Figure 1.
BAFFR-Fc and TACI-Fc, but not Fn14-Fc, induce signals in bone marrow-derived macrophages.
Bone marrow-derived cells from C57BL/6 mice were stimulated for the indicated time with BAFFR-Fc, TACI-Fc or Fn14-Fc at 10 µg/ml, or with LPS at 50 ng/ml. Cells were lysed in sample buffer and analyzed by Western blotting with the indicated antibodies.
Figure 2.
BAFFR-Fc and TACI-Fc, but not Fn14-Fc, induce signals in THP1 and U937 cells, but not in BAFF-expressing 293 cells.
Panel A: THP1 cells were stimulated with BAFFR-Fc, TACI-Fc, Fn14-Fc (all at 5 µg/ml) or LPS (50 ng/ml) for the indicated times. In the P-IκBα blot, bands marked “*” are remnants of the P-ERK blot. The P-IκBα band is just underneath, indicated with an arrow. Bands in the P-ERK blot were quantified, normalized to the intensity of P-ERK at time zero, and plotted as a function of time. Panel B: same as panel A, except that the experiment was performed with U937 cells. Panel C: HEK-293 cells were stimulated with 5 µg/ml of BAFFR-Fc or with 100 nM PMA for the indicated time. Panel D: same as panel C, except that HEK-293 cells stably expressing full-length BAFF [22] were used. In all panels, all extracts were analyzed by western blotting using the indicated antibodies.
Figure 3.
Signalling by BAFFR-Fc and TACI-Fc also takes place in APRIL−/− and BAFF−/− BMDMs, and is not increased in BMDMs with uncleavable BAFF.

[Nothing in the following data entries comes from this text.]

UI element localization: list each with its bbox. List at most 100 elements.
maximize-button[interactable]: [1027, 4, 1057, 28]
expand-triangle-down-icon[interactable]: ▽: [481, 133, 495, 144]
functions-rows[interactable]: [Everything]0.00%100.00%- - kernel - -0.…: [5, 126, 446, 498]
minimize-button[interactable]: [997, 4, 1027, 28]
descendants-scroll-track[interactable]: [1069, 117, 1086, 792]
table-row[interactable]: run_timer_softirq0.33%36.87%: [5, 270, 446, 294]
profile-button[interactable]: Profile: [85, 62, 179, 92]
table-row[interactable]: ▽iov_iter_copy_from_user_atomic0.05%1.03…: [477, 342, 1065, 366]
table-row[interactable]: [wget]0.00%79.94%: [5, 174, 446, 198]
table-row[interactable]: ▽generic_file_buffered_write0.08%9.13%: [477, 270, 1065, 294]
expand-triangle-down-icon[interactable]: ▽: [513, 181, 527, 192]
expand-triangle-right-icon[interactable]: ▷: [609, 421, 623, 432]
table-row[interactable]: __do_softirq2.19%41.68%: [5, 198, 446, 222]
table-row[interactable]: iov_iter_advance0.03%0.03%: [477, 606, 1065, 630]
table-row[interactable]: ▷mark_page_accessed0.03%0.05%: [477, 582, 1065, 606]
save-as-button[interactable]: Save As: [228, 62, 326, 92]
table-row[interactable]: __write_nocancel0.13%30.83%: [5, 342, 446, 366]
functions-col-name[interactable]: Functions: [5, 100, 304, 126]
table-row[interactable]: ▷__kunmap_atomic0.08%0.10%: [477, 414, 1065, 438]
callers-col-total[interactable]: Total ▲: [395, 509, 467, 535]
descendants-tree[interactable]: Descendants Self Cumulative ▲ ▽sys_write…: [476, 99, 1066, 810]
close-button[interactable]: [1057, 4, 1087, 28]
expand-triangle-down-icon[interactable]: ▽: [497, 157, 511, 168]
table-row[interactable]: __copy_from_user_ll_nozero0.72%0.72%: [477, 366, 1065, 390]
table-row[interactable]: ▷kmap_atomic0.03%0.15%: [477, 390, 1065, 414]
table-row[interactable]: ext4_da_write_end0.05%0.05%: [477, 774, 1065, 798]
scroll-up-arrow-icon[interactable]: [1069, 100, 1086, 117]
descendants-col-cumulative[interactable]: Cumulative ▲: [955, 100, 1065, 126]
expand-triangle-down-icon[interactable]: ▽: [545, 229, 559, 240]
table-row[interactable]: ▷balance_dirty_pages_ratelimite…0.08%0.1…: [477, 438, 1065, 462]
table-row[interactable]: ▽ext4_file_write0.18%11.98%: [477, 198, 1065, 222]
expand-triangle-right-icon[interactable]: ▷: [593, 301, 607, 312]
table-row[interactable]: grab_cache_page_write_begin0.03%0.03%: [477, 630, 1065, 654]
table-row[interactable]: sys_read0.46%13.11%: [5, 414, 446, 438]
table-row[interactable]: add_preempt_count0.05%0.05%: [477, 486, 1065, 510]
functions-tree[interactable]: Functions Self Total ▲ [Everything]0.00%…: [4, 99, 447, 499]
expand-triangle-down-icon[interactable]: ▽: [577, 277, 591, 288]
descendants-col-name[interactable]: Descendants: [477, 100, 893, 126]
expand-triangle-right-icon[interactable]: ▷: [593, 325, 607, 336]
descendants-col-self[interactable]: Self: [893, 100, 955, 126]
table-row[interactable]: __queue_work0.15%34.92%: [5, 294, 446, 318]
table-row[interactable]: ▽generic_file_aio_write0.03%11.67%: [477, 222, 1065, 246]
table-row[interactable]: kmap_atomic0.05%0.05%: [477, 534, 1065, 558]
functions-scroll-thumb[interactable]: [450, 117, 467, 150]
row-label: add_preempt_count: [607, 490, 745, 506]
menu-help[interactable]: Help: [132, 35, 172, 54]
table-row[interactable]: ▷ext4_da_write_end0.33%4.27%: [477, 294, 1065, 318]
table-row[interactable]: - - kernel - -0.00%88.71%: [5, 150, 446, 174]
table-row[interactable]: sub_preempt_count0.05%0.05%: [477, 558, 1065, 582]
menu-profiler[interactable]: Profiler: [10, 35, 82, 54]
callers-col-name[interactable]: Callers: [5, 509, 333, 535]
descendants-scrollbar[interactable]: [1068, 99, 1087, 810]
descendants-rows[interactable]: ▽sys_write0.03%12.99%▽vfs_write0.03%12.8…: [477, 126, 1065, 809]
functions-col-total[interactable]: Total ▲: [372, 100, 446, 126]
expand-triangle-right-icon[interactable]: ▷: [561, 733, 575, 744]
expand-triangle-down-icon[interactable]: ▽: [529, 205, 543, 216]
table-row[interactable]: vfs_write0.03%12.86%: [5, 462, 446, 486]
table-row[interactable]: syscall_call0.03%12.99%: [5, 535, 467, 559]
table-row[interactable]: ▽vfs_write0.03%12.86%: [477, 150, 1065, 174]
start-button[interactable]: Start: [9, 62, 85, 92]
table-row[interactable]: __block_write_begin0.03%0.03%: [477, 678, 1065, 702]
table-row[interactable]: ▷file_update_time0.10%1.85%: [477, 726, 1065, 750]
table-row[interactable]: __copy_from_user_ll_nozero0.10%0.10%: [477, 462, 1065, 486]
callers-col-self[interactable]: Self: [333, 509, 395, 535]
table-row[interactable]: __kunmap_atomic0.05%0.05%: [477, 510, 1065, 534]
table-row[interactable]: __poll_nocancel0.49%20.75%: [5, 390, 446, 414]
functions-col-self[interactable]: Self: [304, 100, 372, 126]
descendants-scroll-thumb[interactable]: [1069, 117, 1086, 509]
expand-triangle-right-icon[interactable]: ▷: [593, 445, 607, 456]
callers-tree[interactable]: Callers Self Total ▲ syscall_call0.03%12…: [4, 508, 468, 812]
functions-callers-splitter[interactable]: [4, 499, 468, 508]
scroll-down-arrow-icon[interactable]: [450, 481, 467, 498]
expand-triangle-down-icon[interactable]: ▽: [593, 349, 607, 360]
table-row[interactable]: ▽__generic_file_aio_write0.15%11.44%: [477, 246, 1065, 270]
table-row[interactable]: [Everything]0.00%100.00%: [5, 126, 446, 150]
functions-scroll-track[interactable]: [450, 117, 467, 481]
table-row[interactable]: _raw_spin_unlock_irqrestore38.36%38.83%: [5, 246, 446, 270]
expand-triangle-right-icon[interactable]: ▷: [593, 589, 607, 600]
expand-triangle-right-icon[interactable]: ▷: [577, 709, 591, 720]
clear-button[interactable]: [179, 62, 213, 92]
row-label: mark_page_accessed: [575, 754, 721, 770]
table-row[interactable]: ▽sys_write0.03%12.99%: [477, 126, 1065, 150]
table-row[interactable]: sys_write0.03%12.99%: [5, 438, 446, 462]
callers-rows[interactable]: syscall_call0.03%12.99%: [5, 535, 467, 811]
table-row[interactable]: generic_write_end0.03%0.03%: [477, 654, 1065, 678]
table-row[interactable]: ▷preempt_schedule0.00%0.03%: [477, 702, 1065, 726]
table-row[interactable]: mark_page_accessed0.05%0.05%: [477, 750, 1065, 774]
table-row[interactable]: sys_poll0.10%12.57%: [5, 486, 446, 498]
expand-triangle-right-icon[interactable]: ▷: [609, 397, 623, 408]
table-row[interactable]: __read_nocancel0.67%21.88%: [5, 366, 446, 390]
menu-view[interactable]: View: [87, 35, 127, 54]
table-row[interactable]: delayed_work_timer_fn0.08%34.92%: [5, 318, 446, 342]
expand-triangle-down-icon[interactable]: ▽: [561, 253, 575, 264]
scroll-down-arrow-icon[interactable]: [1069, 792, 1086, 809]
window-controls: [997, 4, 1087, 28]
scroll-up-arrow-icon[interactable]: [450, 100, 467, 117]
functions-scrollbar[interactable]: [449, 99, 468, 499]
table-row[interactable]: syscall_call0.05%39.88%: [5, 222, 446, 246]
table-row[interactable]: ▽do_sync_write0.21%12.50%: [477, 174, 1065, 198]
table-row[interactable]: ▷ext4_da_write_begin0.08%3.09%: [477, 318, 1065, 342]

Bone marrow-derived macrophages from various mice in the C57BL/6 background were stimulated for the indicated times with BAFFR-Fc, TACI-Fc or Fn14-Fc at 5 µg/ml, or with LPS at 50 ng/ml. Cells were lysed and analyzed by Western blotting with the indicated antibodies. Panel A: wt BMDMs. Panel B: APRIL−/− BMDMs. Panel C: BAFF−/− BMDMs. Panel D: BMDMs from BAFF−/− mice overexpressing non-cleavable BAFF from a BAC transgene [23]. *: as judged by the anti-tubulin blot, less sample was accidentally loaded.
Figure 4.
Gel filtration analysis of BAFFR-Fc, TACI-Fc, Fn14-Fc and atacicept.
Panel A. Superdex-200 elution profiles of the indicated receptors-Fc monitored at 280 nm. The elution position of molecular mass standards is indicated at the top of the profiles. Panel B. BMDMs were treated with TACI-Fc obtained before (total preparation) or after size exclusion chromatography (fraction 8 with high molecular mass aggregates and fraction 14 with dimeric TACI-Fc). Cells were also treated with atacicept (before size fractionation), a form of TACI-Fc unable to bind to Fc receptors. Cell activation was monitored by western blotting with an anti-phospho ERK1/2 antibody. Panel C. BAFF-sensitive BAFFR:Fas expressing cells were stimulated with the indicated concentration of BAFF 60-mer, in the presence or absence of atacicept at a fixed concentration of 300 ng/ml. Cell viability was monitored with a colorimetric assay.
Figure 5.
Impaired TACI-Fc signalling in FcRγ−/− BMDMs.
Bone marrow-derived macrophages from WT and FcRγ−/− C57BL/6 mice were stimulated for the indicated times with TACI-Fc at 10 µg/ml, atacicept at 10 µg/ml, or with LPS at 50 ng/ml. Cell extracts were analyzed by western blotting with the indicated antibodies.